Еду из бассейна вечером, на метро. В вагон влетают с шумом и вознёй двое мальчишек, лет шести от роду. Оба такие распаренные, щёки горят, глаза горят, мокрые волосы торчком, видно, что с тренировки. Первый просунул одну руку в рукав куртки, а другой рукав так болтается. Второй мальчик вообще весь расстёгнутый, взмыленный и, кажется, ничего перед собой не видит. Оба волочат по полу большие матерчатые мешки с формой и каким-то спортивным инвентарём, из них что-то торчит наружу, волочится сзади, падает, теряется. Выпадают кеды, вываливается хоккейная маска, но ребята этого не замечают. Они бегут, толкаясь, в мою сторону и плюхаются с разбегу на сиденья напротив, при этом стукают меня по коленкам мешками, головами и вообще всем, что только у них есть.
Мальчишки эти то ли близнецы, то ли просто братья. Оба рыжие, синеглазые, с крупными белоснежными зубами. Лица все в веснушках, щёки горят.
У одного на лбу шишка, у другого синяк. Господи, таких детей только в журнале «Ералаш» показывать!
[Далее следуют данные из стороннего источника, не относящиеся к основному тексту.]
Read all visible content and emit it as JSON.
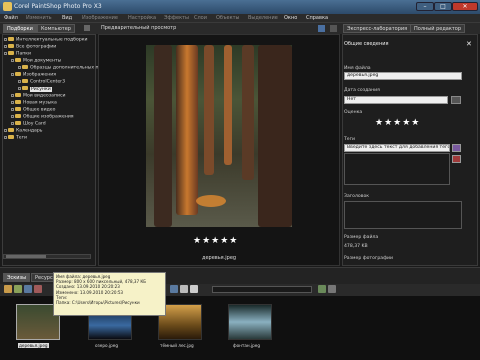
{
  "title": "Corel PaintShop Photo Pro X3",
  "menu": [
    "Файл",
    "Изменить",
    "Вид",
    "Изображение",
    "Настройка",
    "Эффекты",
    "Слои",
    "Объекты",
    "Выделение",
    "Окно",
    "Справка"
  ],
  "left_tabs": {
    "tab1": "Подборки",
    "tab2": "Компьютер"
  },
  "preview_label": "Предварительный просмотр",
  "top_right_tabs": {
    "express": "Экспресс-лаборатория",
    "full": "Полный редактор"
  },
  "tree": [
    {
      "label": "Интеллектуальные подборки",
      "depth": 0,
      "icon": "folder"
    },
    {
      "label": "Все фотографии",
      "depth": 0,
      "icon": "folder"
    },
    {
      "label": "Папки",
      "depth": 0,
      "icon": "folder"
    },
    {
      "label": "Мои документы",
      "depth": 1,
      "icon": "folder"
    },
    {
      "label": "Образцы дополнительных п",
      "depth": 2,
      "icon": "folder"
    },
    {
      "label": "Изображения",
      "depth": 1,
      "icon": "folder"
    },
    {
      "label": "ControlCenter3",
      "depth": 2,
      "icon": "folder"
    },
    {
      "label": "Рисунки",
      "depth": 2,
      "icon": "folder",
      "selected": true
    },
    {
      "label": "Мои видеозаписи",
      "depth": 1,
      "icon": "folder"
    },
    {
      "label": "Новая музыка",
      "depth": 1,
      "icon": "folder"
    },
    {
      "label": "Общее видео",
      "depth": 1,
      "icon": "folder"
    },
    {
      "label": "Общие изображения",
      "depth": 1,
      "icon": "folder"
    },
    {
      "label": "Шоу Card",
      "depth": 1,
      "icon": "folder"
    },
    {
      "label": "Календарь",
      "depth": 0,
      "icon": "folder"
    },
    {
      "label": "Теги",
      "depth": 0,
      "icon": "folder"
    }
  ],
  "preview": {
    "filename": "деревья.jpeg",
    "rating_stars": "★★★★★"
  },
  "info_panel": {
    "header": "Общие сведения",
    "filename_label": "Имя файла",
    "filename_value": "деревья.jpeg",
    "created_label": "Дата создания",
    "created_value": "Нет",
    "rating_label": "Оценка",
    "rating_stars": "★★★★★",
    "tags_label": "Теги",
    "tags_placeholder": "Введите здесь текст для добавления тегов",
    "caption_label": "Заголовок",
    "filesize_label": "Размер файла",
    "filesize_value": "478,37 KB",
    "photosize_label": "Размер фотографии"
  },
  "bottom_tabs": {
    "tab1": "Эскизы",
    "tab2": "Ресурсы"
  },
  "tooltip": {
    "line1": "Имя файла: деревья.jpeg",
    "line2": "Размер: 800 x 600 пиксельный, 478,37 КБ",
    "line3": "Создано: 13.09.2010 20:20:23",
    "line4": "Изменено: 13.09.2010 20:20:53",
    "line5": "Теги:",
    "line6": "Папка: C:\\Users\\Игорь\\Pictures\\Рисунки"
  },
  "thumbnails": [
    {
      "caption": "деревья.jpeg",
      "selected": true
    },
    {
      "caption": "озеро.jpeg"
    },
    {
      "caption": "тёмный лес.jpg"
    },
    {
      "caption": "фонтан.jpeg"
    }
  ]
}
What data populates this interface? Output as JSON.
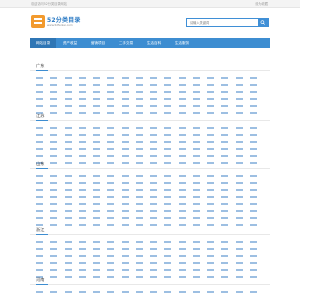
{
  "topbar": {
    "welcome": "欢迎访问52分类目录网站",
    "favorite": "设为收藏"
  },
  "logo": {
    "title": "52分类目录",
    "subtitle": "www.52fenlei.com"
  },
  "search": {
    "placeholder": "请输入关键词"
  },
  "nav": {
    "items": [
      "网站目录",
      "资产收益",
      "营销项目",
      "二手交易",
      "生活百科",
      "生活服务"
    ]
  },
  "sections": [
    {
      "title": "广东",
      "rows": 6,
      "cols": 16
    },
    {
      "title": "江苏",
      "rows": 6,
      "cols": 16
    },
    {
      "title": "山东",
      "rows": 8,
      "cols": 16
    },
    {
      "title": "浙江",
      "rows": 6,
      "cols": 16
    },
    {
      "title": "河南",
      "rows": 1,
      "cols": 16
    }
  ],
  "colors": {
    "accent": "#3d8dd1",
    "link": "#2a6cbc"
  }
}
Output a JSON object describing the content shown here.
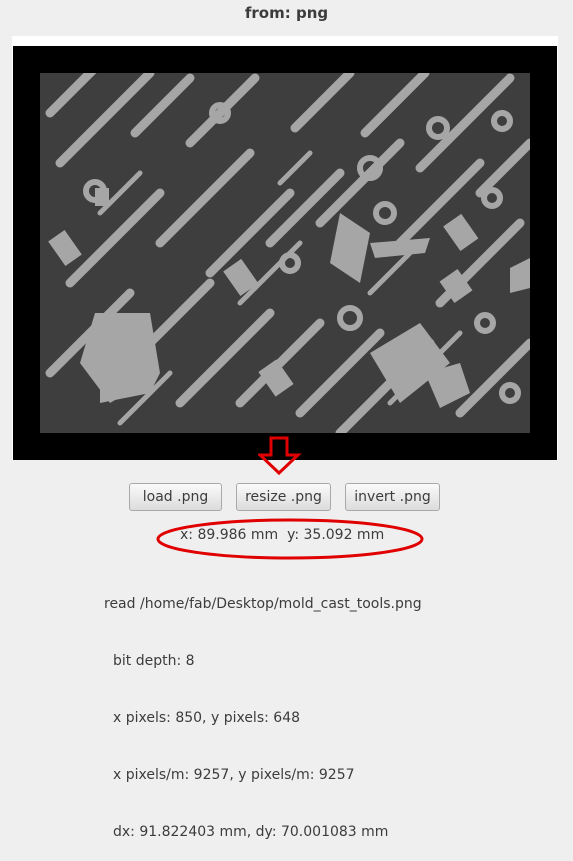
{
  "window": {
    "title": "from: png"
  },
  "buttons": {
    "load": "load .png",
    "resize": "resize .png",
    "invert": "invert .png"
  },
  "position": {
    "readout": "x: 89.986 mm  y: 35.092 mm"
  },
  "info": {
    "read": "read /home/fab/Desktop/mold_cast_tools.png",
    "bit_depth": "bit depth: 8",
    "pixels": "x pixels: 850, y pixels: 648",
    "pixels_per_m": "x pixels/m: 9257, y pixels/m: 9257",
    "size": "dx: 91.822403 mm, dy: 70.001083 mm"
  },
  "colors": {
    "annotation": "#e00000",
    "image_bg": "#3e3e3e",
    "tool_fill": "#a6a6a6"
  },
  "icons": {
    "annotation_arrow": "down-arrow-icon"
  }
}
За ними плетётся их мама… Женщина моего, наверное, возраста, но очень-очень-очень усталая, лицо просто серое, и морщины от носа к уголкам рта.
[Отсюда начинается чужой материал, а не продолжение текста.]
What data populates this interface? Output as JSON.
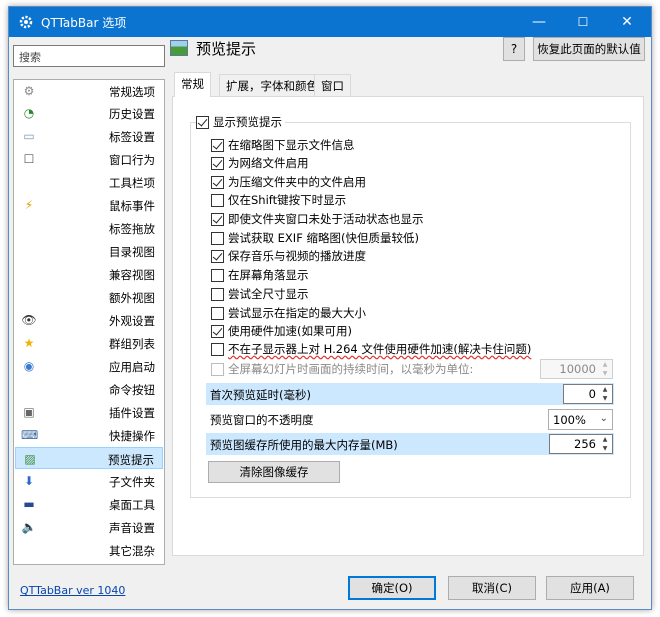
{
  "window": {
    "title": "QTTabBar 选项",
    "controls": {
      "minimize": "—",
      "maximize": "☐",
      "close": "✕"
    }
  },
  "sidebar": {
    "search_placeholder": "搜索",
    "items": [
      {
        "label": "常规选项",
        "icon": "gear-icon",
        "selected": false
      },
      {
        "label": "历史设置",
        "icon": "history-icon",
        "selected": false
      },
      {
        "label": "标签设置",
        "icon": "tab-icon",
        "selected": false
      },
      {
        "label": "窗口行为",
        "icon": "window-icon",
        "selected": false
      },
      {
        "label": "工具栏项",
        "icon": "",
        "selected": false
      },
      {
        "label": "鼠标事件",
        "icon": "lightning-icon",
        "selected": false
      },
      {
        "label": "标签拖放",
        "icon": "",
        "selected": false
      },
      {
        "label": "目录视图",
        "icon": "",
        "selected": false
      },
      {
        "label": "兼容视图",
        "icon": "",
        "selected": false
      },
      {
        "label": "额外视图",
        "icon": "",
        "selected": false
      },
      {
        "label": "外观设置",
        "icon": "eye-icon",
        "selected": false
      },
      {
        "label": "群组列表",
        "icon": "star-icon",
        "selected": false
      },
      {
        "label": "应用启动",
        "icon": "app-launch-icon",
        "selected": false
      },
      {
        "label": "命令按钮",
        "icon": "",
        "selected": false
      },
      {
        "label": "插件设置",
        "icon": "plugin-icon",
        "selected": false
      },
      {
        "label": "快捷操作",
        "icon": "keyboard-icon",
        "selected": false
      },
      {
        "label": "预览提示",
        "icon": "picture-icon",
        "selected": true
      },
      {
        "label": "子文件夹",
        "icon": "down-arrow-icon",
        "selected": false
      },
      {
        "label": "桌面工具",
        "icon": "desktop-icon",
        "selected": false
      },
      {
        "label": "声音设置",
        "icon": "speaker-icon",
        "selected": false
      },
      {
        "label": "其它混杂",
        "icon": "",
        "selected": false
      }
    ]
  },
  "header": {
    "title": "预览提示",
    "help_label": "?",
    "reset_label": "恢复此页面的默认值"
  },
  "tabs": [
    {
      "label": "常规",
      "active": true
    },
    {
      "label": "扩展，字体和颜色",
      "active": false
    },
    {
      "label": "窗口",
      "active": false
    }
  ],
  "group": {
    "label": "显示预览提示",
    "checked": true
  },
  "checkboxes": [
    {
      "label": "在缩略图下显示文件信息",
      "checked": true
    },
    {
      "label": "为网络文件启用",
      "checked": true
    },
    {
      "label": "为压缩文件夹中的文件启用",
      "checked": true
    },
    {
      "label": "仅在Shift键按下时显示",
      "checked": false
    },
    {
      "label": "即使文件夹窗口未处于活动状态也显示",
      "checked": true
    },
    {
      "label": "尝试获取 EXIF 缩略图(快但质量较低)",
      "checked": false
    },
    {
      "label": "保存音乐与视频的播放进度",
      "checked": true
    },
    {
      "label": "在屏幕角落显示",
      "checked": false
    },
    {
      "label": "尝试全尺寸显示",
      "checked": false
    },
    {
      "label": "尝试显示在指定的最大大小",
      "checked": false
    },
    {
      "label": "使用硬件加速(如果可用)",
      "checked": true
    },
    {
      "label": "不在子显示器上对 H.264 文件使用硬件加速(解决卡住问题)",
      "checked": false
    },
    {
      "label": "全屏幕幻灯片时画面的持续时间，以毫秒为单位:",
      "checked": false,
      "disabled": true
    }
  ],
  "settings": {
    "slideshow_ms": "10000",
    "first_delay_label": "首次预览延时(毫秒)",
    "first_delay_value": "0",
    "opacity_label": "预览窗口的不透明度",
    "opacity_value": "100%",
    "cache_label": "预览图缓存所使用的最大内存量(MB)",
    "cache_value": "256",
    "clear_cache_label": "清除图像缓存"
  },
  "footer": {
    "version": "QTTabBar ver 1040",
    "ok": "确定(O)",
    "cancel": "取消(C)",
    "apply": "应用(A)"
  },
  "colors": {
    "titlebar": "#0b74d1",
    "selection": "#cce8ff",
    "link": "#0645ad"
  }
}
Одета по-простому, с огромной хозяйственной сумкой, волосы в хвостик завязаны. Видимо, после работы повезла своих обормотов в спортивную секцию, прождала их часа три, заставила кое-как одеться, утащила от весёлых друзей, а теперь вот везёт домой.
Мама шла по вагону и безропотно подбирала спортивный инвентарь, выпавший из сумок её сорванцов.
Она села рядом со мной, напротив детей, закрыла глаза и стала клевать носом. То есть она вроде бы на сыновей поглядывала, но при этом дремала.
Не разлепляя глаз, она дала каждому из детей по большой булочке и пакету молока. Те надорвали пакеты зубами, разбрызгивая молоко в радиусе двух метров, и стали жадно пить, обливая и себя и вагон, и запихивать в рот огромные куски булки. Я бы, наверное, подавилась. Еда и питьё отнимали у них массу сил! Они с таким восторгом вгрызались в булочки, с таким наслаждением пили молоко, что, наверное, в процессе еды сожгли ровно столько же калорий, сколько и получили. Словом, счёт ноль — ноль. Мальчишки чавкали, хлебали молоко, шумно переводили дыхание, выкрикивая что-то вроде:
— Вот это да! Ну и булочка! Вкуснотища! Круто!
А у меня больше! А если так откусить, то получится восьмёрка! А так — шестёрка! Не получится! Получится! У меня вкуснее! Ты дурак! Заткнись! Я сейчас ещё молока выпью! А я тебе за шиворот молока налью!
Мама при этом покачивалась в такт движению поезда и иногда клонилась в сторону. Когда её голова касалась моего плеча, она испуганно выпрямлялась, но тут же снова засыпала. Иногда на выкрики своих сорванцов она бормотала: «Хорошо. Угу, я вижу. Хорошо, Калле. Угу. Очень хорошо, Пелле». Так я узнала, как их зовут. Карл и Пер, по всей видимости.
Потом мальчишки переглянулись и начали играть в такую игру. Один сказал:
— Мама, проснись, Калле булочкой подавился!
— Хорошо…
— Мам, проснись, Пелле мне молока в ухо налил.
— Угу…
— Мам, Калле не на той станции вышел!
— Хорошо, я слышу…
Потом вдруг мама как вскочит:
— Мы же свою станцию проехали!!!
И она начала хаотически собирать сумки, пакеты, булки, яблоки, детей — и тащить это всё к выходу, ронять, подбирать, опять тащить. Двери захлопнулись, зажав подол куртки Калле, он выдернул его и побежал дальше. После их ухода в вагоне остались следующие вещи: пустой пакет из-под лакричных конфеток, шапка, трое носков, игрушечный человек-паук, собачьи галеты и даже мамины ключи от квартиры!